Chert, flint, agate, and glassy rock can flake to a cutting edge only a few atoms thick. Prehistoric people made long oval knives of this surpassing sharpness, and made them, wittingly, too fragile to use. Some people—Homo sapiens—lived in a sub-freezing open-air camp in central France about eighteen thousand years ago. We call their ambitious culture Solutrean; it lasted only about three thousand years. They invented the bow and arrow, the spear thrower, and the needle—which made clothes such a welcome improvement over draped pelts...
Solutrean artisans knapped astonishing yellow blades in the shape of long, narrow pointed leaves. The longest Solutrean blade is fourteen inches long, four inches at its beam, and only one-quarter inch thick. Most of these blades are the size and thickness of a fillet of sole. Their intricate technique is overshot flaking; it is, according to Douglas Preston, "primarily an intellectual process"...
Hold one of these chert knives to the sky. It passes light. It shines dull, waxy gold—brown in the center, and yellow toward the edges as it clears. At each concoidal fractured edge all the way around the double-ogive form, at each cove in the continental stone, the blade thins from translucency to transparency. You see your skin, and the sky. At its very edge the blade dissolves into the universe at large. It ends imperceptibly at an atom.

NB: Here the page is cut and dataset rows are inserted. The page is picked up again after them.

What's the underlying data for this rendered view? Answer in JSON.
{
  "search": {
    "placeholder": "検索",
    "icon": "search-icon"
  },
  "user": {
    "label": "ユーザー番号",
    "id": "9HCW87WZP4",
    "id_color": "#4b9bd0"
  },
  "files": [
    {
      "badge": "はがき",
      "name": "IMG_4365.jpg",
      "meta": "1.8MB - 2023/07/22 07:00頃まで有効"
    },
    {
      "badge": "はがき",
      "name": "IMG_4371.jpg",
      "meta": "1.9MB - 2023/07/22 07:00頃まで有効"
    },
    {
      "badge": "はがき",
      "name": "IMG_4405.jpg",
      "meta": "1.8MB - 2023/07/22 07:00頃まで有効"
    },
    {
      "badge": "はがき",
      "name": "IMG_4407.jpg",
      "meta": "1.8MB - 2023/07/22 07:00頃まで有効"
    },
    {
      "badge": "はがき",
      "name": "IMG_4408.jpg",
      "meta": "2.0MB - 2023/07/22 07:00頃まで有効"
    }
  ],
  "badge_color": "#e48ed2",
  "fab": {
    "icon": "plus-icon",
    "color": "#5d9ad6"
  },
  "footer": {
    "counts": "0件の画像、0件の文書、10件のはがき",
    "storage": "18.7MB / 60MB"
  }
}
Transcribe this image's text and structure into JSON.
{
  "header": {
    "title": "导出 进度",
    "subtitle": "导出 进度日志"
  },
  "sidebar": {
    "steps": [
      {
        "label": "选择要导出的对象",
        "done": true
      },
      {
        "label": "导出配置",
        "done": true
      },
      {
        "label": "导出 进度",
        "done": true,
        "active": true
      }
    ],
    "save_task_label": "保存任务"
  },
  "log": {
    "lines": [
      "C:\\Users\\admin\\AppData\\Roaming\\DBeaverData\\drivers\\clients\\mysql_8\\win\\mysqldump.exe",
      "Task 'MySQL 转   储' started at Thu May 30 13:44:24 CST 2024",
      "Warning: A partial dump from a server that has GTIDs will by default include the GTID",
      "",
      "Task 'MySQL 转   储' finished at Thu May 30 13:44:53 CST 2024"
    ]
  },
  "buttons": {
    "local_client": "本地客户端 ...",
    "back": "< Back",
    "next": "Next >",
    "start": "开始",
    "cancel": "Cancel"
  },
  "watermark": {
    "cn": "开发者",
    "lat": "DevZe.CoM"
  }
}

Each of these delicate, absurd objects takes hundreds of separate blows to fashion. At each stroke and at each pressure flake, the brittle chert might—and, by the record, very often did—snap. The maker knew he was likely to lose many hours' breath-holding work at a tap. The maker worked in extreme cold. He knew no one would ever use the virtuoso blades. He protected them, and his descendants saved them intact, for their perfection. To any human on earth, the sight of one of them means: someone thought of making, and made, this difficult, impossible, beautiful thing.